— Думаю послужить всей душой моей «неньци» Украине, а куда приткнуться, еще не знаю, — ответил взволнованным голосом Мазепа. — Простите, высокошановные лыцари, что не умею воздать за ласку: сердце полно, слово немеет.
— Хе, хе! Язык прильне, — ухмылялся растроганный дед.
— Знаешь что, пане Иване? — воскликнул Сирко, ударив дружески по плечу Мазепу. — Поезжай-ка завтра же со мной в Сичь; будешь дорогим гостем: присмотришься ко всему, с товарыством нашим сдружишься, тебя все полюбят, за это я головой поручусь.
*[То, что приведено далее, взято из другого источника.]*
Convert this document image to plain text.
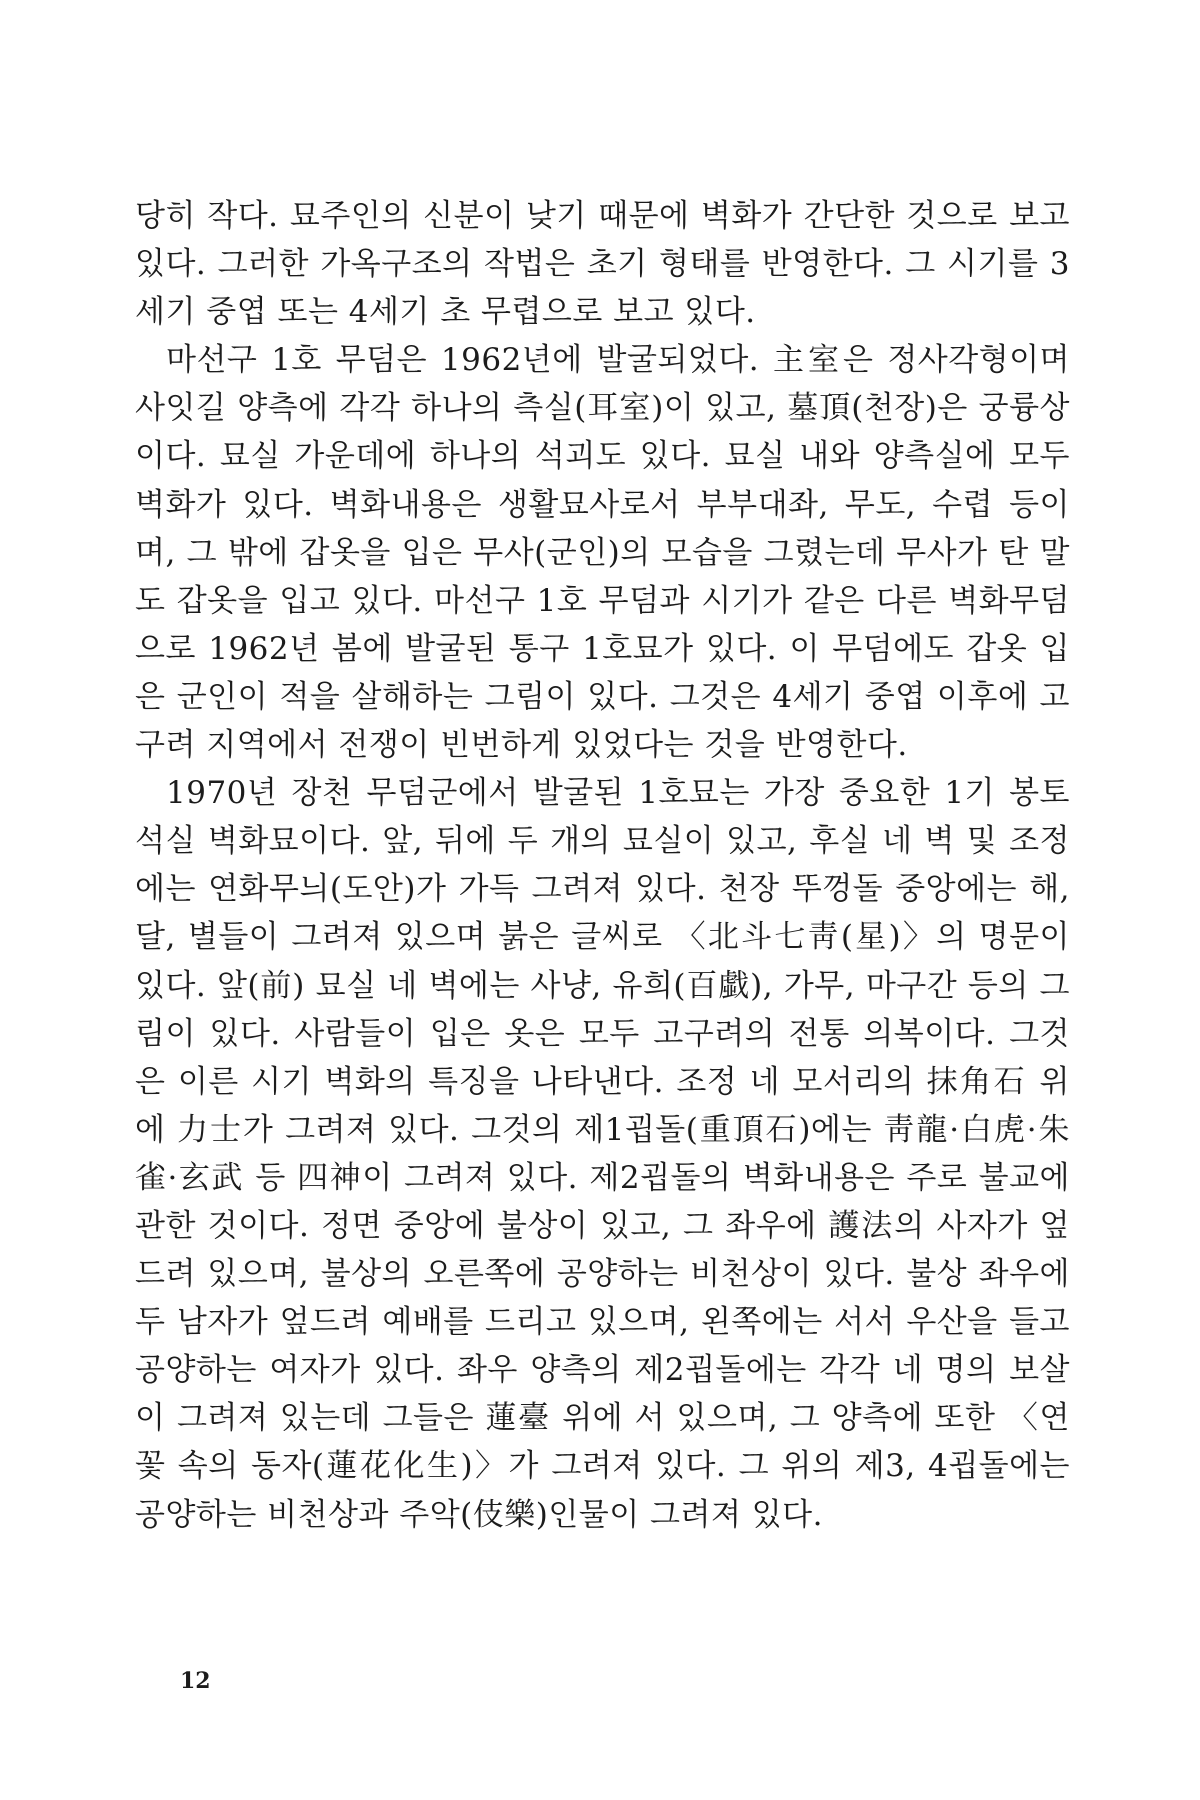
당히 작다. 묘주인의 신분이 낮기 때문에 벽화가 간단한 것으로 보고 있다. 그러한 가옥구조의 작법은 초기 형태를 반영한다. 그 시기를 3세기 중엽 또는 4세기 초 무렵으로 보고 있다.

마선구 1호 무덤은 1962년에 발굴되었다. 主室은 정사각형이며 사잇길 양측에 각각 하나의 측실(耳室)이 있고, 墓頂(천장)은 궁륭상이다. 묘실 가운데에 하나의 석괴도 있다. 묘실 내와 양측실에 모두 벽화가 있다. 벽화내용은 생활묘사로서 부부대좌, 무도, 수렵 등이며, 그 밖에 갑옷을 입은 무사(군인)의 모습을 그렸는데 무사가 탄 말도 갑옷을 입고 있다. 마선구 1호 무덤과 시기가 같은 다른 벽화무덤으로 1962년 봄에 발굴된 통구 1호묘가 있다. 이 무덤에도 갑옷 입은 군인이 적을 살해하는 그림이 있다. 그것은 4세기 중엽 이후에 고구려 지역에서 전쟁이 빈번하게 있었다는 것을 반영한다.

1970년 장천 무덤군에서 발굴된 1호묘는 가장 중요한 1기 봉토석실 벽화묘이다. 앞, 뒤에 두 개의 묘실이 있고, 후실 네 벽 및 조정에는 연화무늬(도안)가 가득 그려져 있다. 천장 뚜껑돌 중앙에는 해, 달, 별들이 그려져 있으며 붉은 글씨로 〈北斗七靑(星)〉의 명문이 있다. 앞(前) 묘실 네 벽에는 사냥, 유희(百戱), 가무, 마구간 등의 그림이 있다. 사람들이 입은 옷은 모두 고구려의 전통 의복이다. 그것은 이른 시기 벽화의 특징을 나타낸다. 조정 네 모서리의 抹角石 위에 力士가 그려져 있다. 그것의 제1굅돌(重頂石)에는 靑龍·白虎·朱雀·玄武 등 四神이 그려져 있다. 제2굅돌의 벽화내용은 주로 불교에 관한 것이다. 정면 중앙에 불상이 있고, 그 좌우에 護法의 사자가 엎드려 있으며, 불상의 오른쪽에 공양하는 비천상이 있다. 불상 좌우에 두 남자가 엎드려 예배를 드리고 있으며, 왼쪽에는 서서 우산을 들고 공양하는 여자가 있다. 좌우 양측의 제2굅돌에는 각각 네 명의 보살이 그려져 있는데 그들은 蓮臺 위에 서 있으며, 그 양측에 또한 〈연꽃 속의 동자(蓮花化生)〉가 그려져 있다. 그 위의 제3, 4굅돌에는 공양하는 비천상과 주악(伎樂)인물이 그려져 있다.

12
А мне будет потолковать с тобой большая утеха…
— Батьку, орле наш, да я такой чести и не стою, — растерялся совсем Мазепа, — так сразу…
— Да, сразу… Завтра же с паном кошевым, — восторгался и дед, забывши, что час назад он собирался не выпускать ни за что Мазепы, — значит, доля…
— Так решено? — протянул руку Сирко. — Оттуда, из Сичи, я тебе дам провожатых до Дорошенко; конечно, ему ты послужишь своей головой, а не Бруховецкому…
— Конечно не ему, а тому, кто стоит за единство нашего края.
— Кабы Бог помог. — промолвил Сирко, — так завтра же? Згода?
— И голова, и сердце в воле моего батька. — приложил к груди руки Мазепа, наклонив почтительно голову.
— Аминь! — заключил торжественно Сыч.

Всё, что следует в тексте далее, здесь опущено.